'Snatched' Review: Amy Schumer, Goldie Hawn Almost Save So-So Raunch-Com


There have been complaints in early reviews about Snatched being disposable junk. Huh? Let’s back up a minute. The comedy stars Goldie Hawn and Amy Schumer as mom and daughter – those words alone should mean something for film enthusiasts, and not just because Mother’s Day weekend. Schumer, the baby-faced bad girl of 2.0 comedy, is teaming up with Hawn, a laugh-inducing golden girl since she won an Oscar for her breakthrough role in 1969’s Cactus Flower. So, yes, we’ll allow that this female raunch-com is built on a script by Katie Dippold (The Heat, Ghostbusters) that would have to go a long way to qualify as flimsy.
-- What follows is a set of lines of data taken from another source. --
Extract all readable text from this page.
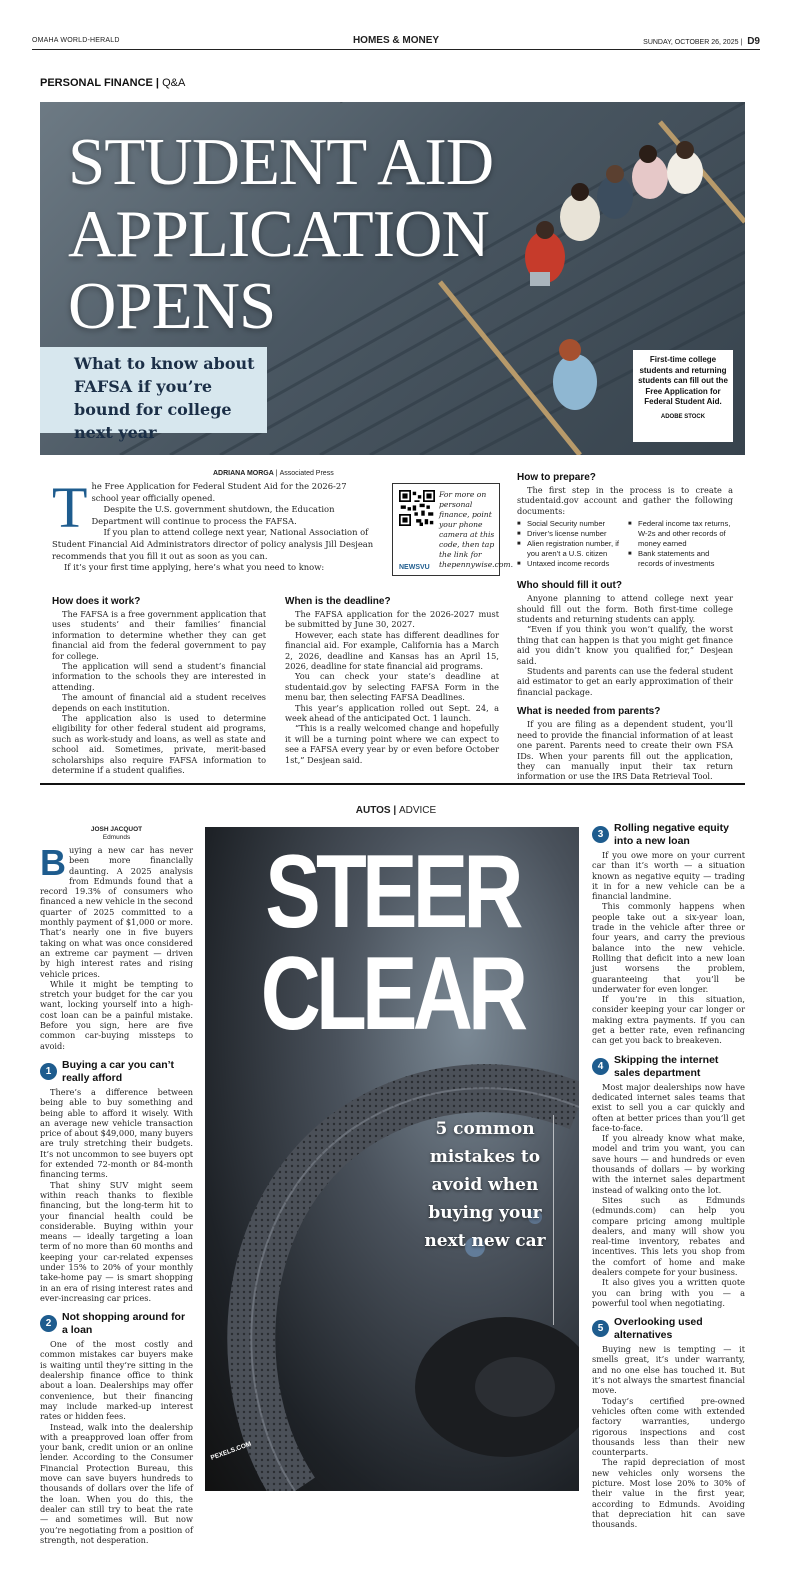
OMAHA WORLD-HERALD	HOMES & MONEY	SUNDAY, OCTOBER 26, 2025 | D9
PERSONAL FINANCE | Q&A
STUDENT AID
APPLICATION
OPENS
What to know about FAFSA if you’re bound for college next year
First-time college students and returning students can fill out the Free Application for Federal Student Aid.
ADOBE STOCK
ADRIANA MORGA | Associated Press
T he Free Application for Federal Student Aid for the 2026-27 school year officially opened.

Despite the U.S. government shutdown, the Education Department will continue to process the FAFSA.

If you plan to attend college next year, National Association of Student Financial Aid Administrators director of policy analysis Jill Desjean recommends that you fill it out as soon as you can.

If it’s your first time applying, here’s what you need to know:

For more on personal finance, point your phone camera at this code, then tap the link for thepennywise.com.
NEWSVU
How does it work?

The FAFSA is a free government application that uses students’ and their families’ financial information to determine whether they can get financial aid from the federal government to pay for college.

The application will send a student’s financial information to the schools they are interested in attending.

The amount of financial aid a student receives depends on each institution.

The application also is used to determine eligibility for other federal student aid programs, such as work-study and loans, as well as state and school aid. Sometimes, private, merit-based scholarships also require FAFSA information to determine if a student qualifies.

When is the deadline?

The FAFSA application for the 2026-2027 must be submitted by June 30, 2027.

However, each state has different deadlines for financial aid. For example, California has a March 2, 2026, deadline and Kansas has an April 15, 2026, deadline for state financial aid programs.

You can check your state’s deadline at studentaid.gov by selecting FAFSA Form in the menu bar, then selecting FAFSA Deadlines.

This year’s application rolled out Sept. 24, a week ahead of the anticipated Oct. 1 launch.

“This is a really welcomed change and hopefully it will be a turning point where we can expect to see a FAFSA every year by or even before October 1st,” Desjean said.

How to prepare?

The first step in the process is to create a studentaid.gov account and gather the following documents:

■ Social Security number
■ Driver’s license number
■ Alien registration number, if you aren’t a U.S. citizen
■ Untaxed income records
■ Federal income tax returns, W-2s and other records of money earned
■ Bank statements and records of investments
Who should fill it out?

Anyone planning to attend college next year should fill out the form. Both first-time college students and returning students can apply.

“Even if you think you won’t qualify, the worst thing that can happen is that you might get finance aid you didn’t know you qualified for,” Desjean said.

Students and parents can use the federal student aid estimator to get an early approximation of their financial package.

What is needed from parents?

If you are filing as a dependent student, you’ll need to provide the financial information of at least one parent. Parents need to create their own FSA IDs. When your parents fill out the application, they can manually input their tax return information or use the IRS Data Retrieval Tool.

AUTOS | ADVICE
JOSH JACQUOT
Edmunds
B uying a new car has never been more financially daunting. A 2025 analysis from Edmunds found that a record 19.3% of consumers who financed a new vehicle in the second quarter of 2025 committed to a monthly payment of $1,000 or more. That’s nearly one in five buyers taking on what was once considered an extreme car payment — driven by high interest rates and rising vehicle prices.

While it might be tempting to stretch your budget for the car you want, locking yourself into a high-cost loan can be a painful mistake. Before you sign, here are five common car-buying missteps to avoid:

1
Buying a car you can’t really afford

There’s a difference between being able to buy something and being able to afford it wisely. With an average new vehicle transaction price of about $49,000, many buyers are truly stretching their budgets. It’s not uncommon to see buyers opt for extended 72-month or 84-month financing terms.

That shiny SUV might seem within reach thanks to flexible financing, but the long-term hit to your financial health could be considerable. Buying within your means — ideally targeting a loan term of no more than 60 months and keeping your car-related expenses under 15% to 20% of your monthly take-home pay — is smart shopping in an era of rising interest rates and ever-increasing car prices.

2
Not shopping around for a loan

One of the most costly and common mistakes car buyers make is waiting until they’re sitting in the dealership finance office to think about a loan. Dealerships may offer convenience, but their financing may include marked-up interest rates or hidden fees.

Instead, walk into the dealership with a preapproved loan offer from your bank, credit union or an online lender. According to the Consumer Financial Protection Bureau, this move can save buyers hundreds to thousands of dollars over the life of the loan. When you do this, the dealer can still try to beat the rate — and sometimes will. But now you’re negotiating from a position of strength, not desperation.

STEER
CLEAR
5 common mistakes to avoid when buying your next new car
PEXELS.COM
3
Rolling negative equity into a new loan

If you owe more on your current car than it’s worth — a situation known as negative equity — trading it in for a new vehicle can be a financial landmine.

This commonly happens when people take out a six-year loan, trade in the vehicle after three or four years, and carry the previous balance into the new vehicle. Rolling that deficit into a new loan just worsens the problem, guaranteeing that you’ll be underwater for even longer.

If you’re in this situation, consider keeping your car longer or making extra payments. If you can get a better rate, even refinancing can get you back to breakeven.

4
Skipping the internet sales department

Most major dealerships now have dedicated internet sales teams that exist to sell you a car quickly and often at better prices than you’ll get face-to-face.

If you already know what make, model and trim you want, you can save hours — and hundreds or even thousands of dollars — by working with the internet sales department instead of walking onto the lot.

Sites such as Edmunds (edmunds.com) can help you compare pricing among multiple dealers, and many will show you real-time inventory, rebates and incentives. This lets you shop from the comfort of home and make dealers compete for your business.

It also gives you a written quote you can bring with you — a powerful tool when negotiating.

5
Overlooking used alternatives

Buying new is tempting — it smells great, it’s under warranty, and no one else has touched it. But it’s not always the smartest financial move.

Today’s certified pre-owned vehicles often come with extended factory warranties, undergo rigorous inspections and cost thousands less than their new counterparts.

The rapid depreciation of most new vehicles only worsens the picture. Most lose 20% to 30% of their value in the first year, according to Edmunds. Avoiding that depreciation hit can save thousands.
And that director Jonathan Levine (50/50) is too often flying blind. But watching this dynamic comic duo mix it up on screen – that is not be sniffed at.

The caper plot, such as it is, evaporates while you’re watching it. Schumer plays Emily, a bachelorette who’s just lost her retail job and been dumped by her musician boyfriend (Randall Park). What to do now that she’s stuck with two non-refundable vacation tickets to Ecuador? Call mom, of course. Linda (Hawn), divorced and living with cats and her agoraphobic son (Ike Barinholtz), is talked into it. Soon the two are poolside arguing about sunblock. She frets when Emily hooks up with a Brit hottie (Tom Bateman), who catches Emily doing an impromptu douche. The real panic ensues when mom and daughter are kidnapped by – cue the racial stereotypes – a nefarious gangster (Oscar Jaenada) and his thugs, leading to an escape run through the jungles of the Amazon.

So no, it’s not exactly one for the ages. Schumer, as star and screenwriter, made such an impact mining her own life for edgy fun and feeling in 2015’s Trainwreck, with the estimable Judd Apatow directing, that we got pretty damned spoiled. Snatched never reaches those fizzy heights. The pleasures here come almost exclusively from Schumer and Hawn playing off each other like the rock stars of comedy they are. Hawn hasn’t made a film since 2002’s The Banger Sisters, but the timing she showed in such hits as Private Benjamin, Shampoo, Overboard, Death Becomes Her and The First Wives Club, hasn’t dimmed with the years. Best of all, Schumer’s love and respect for her costar shines through every frame. Even in the reduced circumstances of this less-than-stellar comedy, that’s a sight to see.